People learn new languages because you can get the ability back with training (hooray neurplasticity) but it is more difficult and takes longer.
Swedneck@discuss.tchncs.de 1 day ago
that’s moving the goalposts, the previous poster claims that you simply cannot tell the difference between sounds that don’t exist in your native language, which is fucking obviously false and they should be ashamed of posting something like that
TimewornTraveler@lemmy.dbzer0.com 1 day ago
oh my god… relax. they’re called allophones, it’s when two different sounds are treated as the same phoneme in a language. so like whether you make a click sound with your K or not, it’s still a K right? well in some languages it would be a totally different phoneme. but to you, whether you can hear the difference or not is irrelevant to you because it either way it just means K. that’s what they’re talking about. can you chill with the “you should be ashamed” and try more of “i should generously try to understand what they mean and ask questions to get there instead of raging at any perceived weakness”
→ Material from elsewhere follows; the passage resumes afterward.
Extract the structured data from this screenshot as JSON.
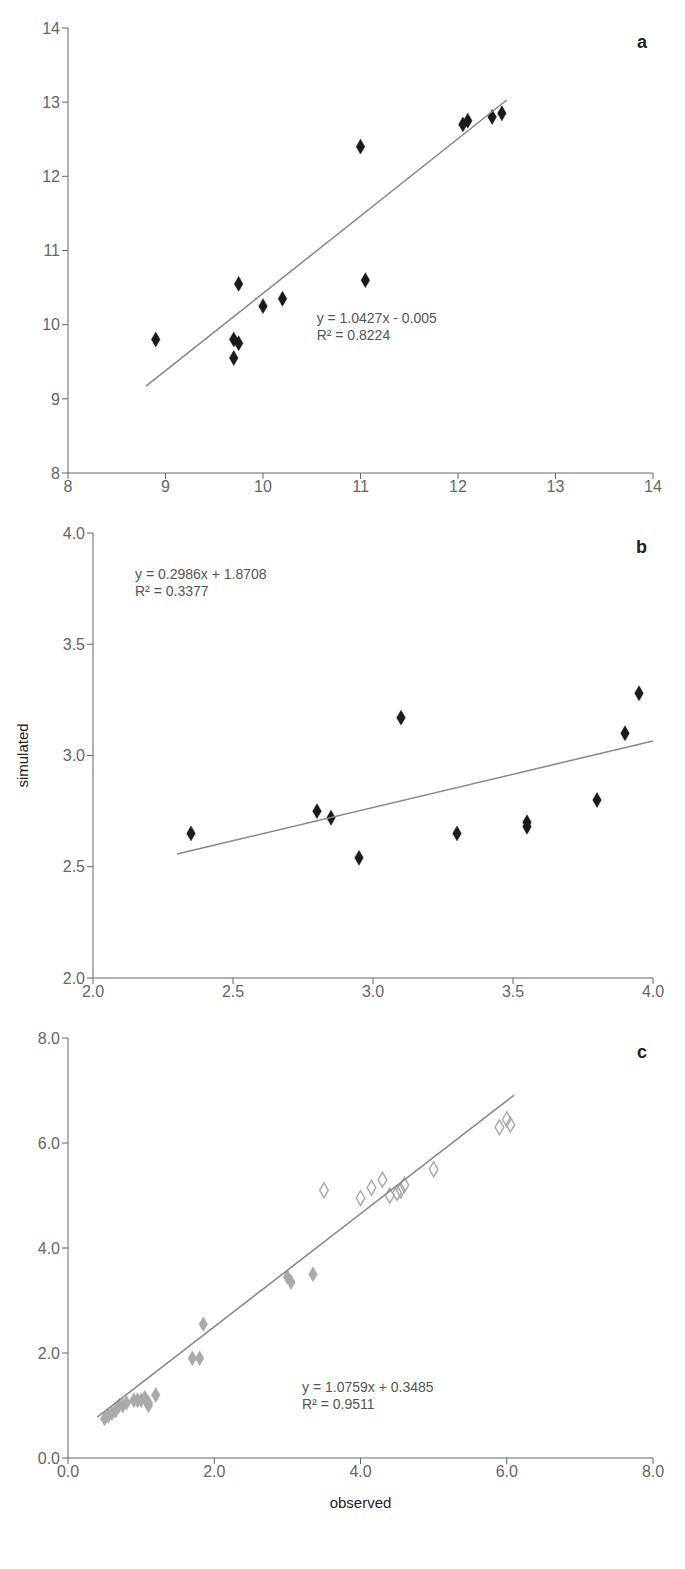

Neuromancer49@midwest.social 1 day ago
Have you tried learning Japanese / English after learning the other? I studied Japanese and learned how to pronounce the /r/ in Japanese correctly.
For some people, the difficulty is less in production, and more in interpretation for someone who is native Japanese speaking and later learned English.
acockworkorange@mander.xyz 1 day ago
I can’t hear the difference between the Rs in Rohr (from German Rohrbacherstrasse). I can do just fine with all other German phonemes, but these, I can’t hear or speak it.